Does this trend differ for specific regions or platforms?
smoothed_sales <- loess(Global_Sales ~ as.numeric(Date), data = sales_tsibble)
sales_tsibble$Smoothed <- predict(smoothed_sales)
# Plot the original and smoothed data
ggplot(sales_tsibble, aes(x = Date)) +
geom_line(aes(y = Global_Sales), color = "blue", alpha = 0.5) +
geom_line(aes(y = Smoothed), color = "red") +
labs(x = "Year", y = "Global Sales (Millions)", title = "Original vs Smoothed Global Sales")
Insight:
The smoothed line reveals the underlying pattern in the data, reducing the impact of year-to-year fluctuations.
Significance:
Smoothing makes it easier to identify the general direction of the trend, helping stakeholders see if the high points are anomalies or part of an ongoing trend.
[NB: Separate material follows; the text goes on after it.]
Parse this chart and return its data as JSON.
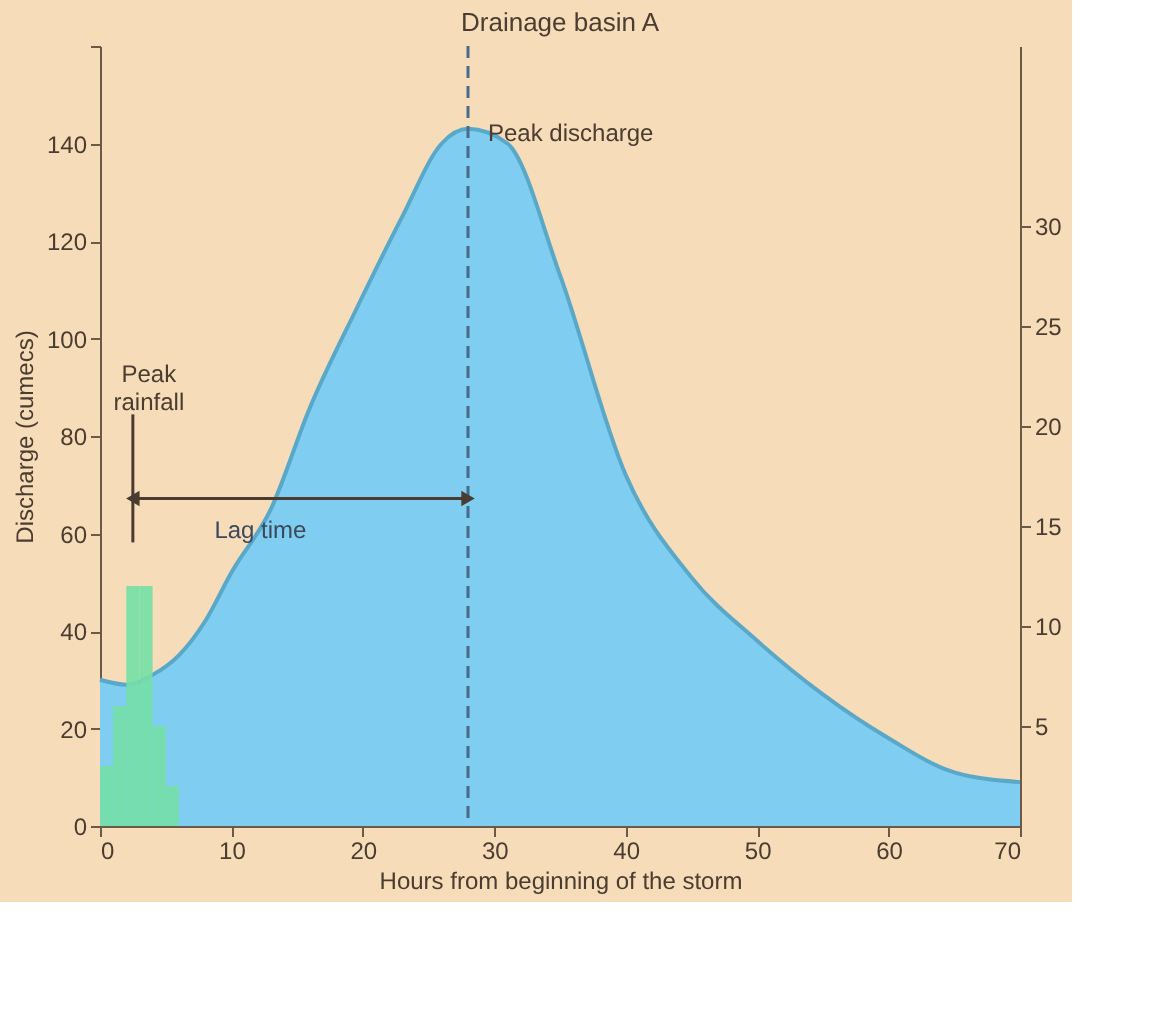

This insight can be crucial for strategic planning, particularly around product launches and budget allocations.
Further Questions:
Do sales increases coincide with new console generations or popular game franchises?
Are there intervals in which sales consistently increase, such as every 5 years?
library(forecast)
## Warning: package 'forecast' was built under R version 4.4.2
## Registered S3 method overwritten by 'quantmod':
## method from
## as.zoo.data.frame zoo
# Convert Global_Sales to a time series object for analysis
ts_data <- ts(sales_tsibble$Global_Sales, frequency = 1) # Annual frequency
# Plot ACF and PACF
Acf(ts_data, main = "Autocorrelation Function (ACF) of Global Sales")
Pacf(ts_data, main = "Partial Autocorrelation Function (PACF) of Global Sales")
Initial Lag: A positive autocorrelation at the first lag might indicate that sales in a given year are influenced by the previous year’s sales. This suggests that a strong sales year might set the stage for another strong sales year.
Declining Correlation: A gradual decrease in the correlation suggests that the influence of past sales diminishes over time, indicating a lack of a consistent annual pattern across the entire time frame.
Long-Term Independence: The autocorrelation levels off at zero, implying that sales in one year become less dependent on those of previous years, except in the short term.
First Lag: A significant partial autocorrelation at the first lag suggests that the previous year’s sales have a notable impact on current sales. This may indicate market momentum or consumer loyalty to popular franchises or platforms.
Subsequent Lags: Lack of significant partial autocorrelation at higher lags suggests that past years beyond the previous one don’t strongly impact the current year, pointing to an AR(1) process where future sales are primarily influenced by the immediately preceding year’s sales.
The ACF and PACF results suggest that an autoregressive model of order 1 (AR(1)) could be appropriate, where each year’s sales depend on the sales of the preceding year.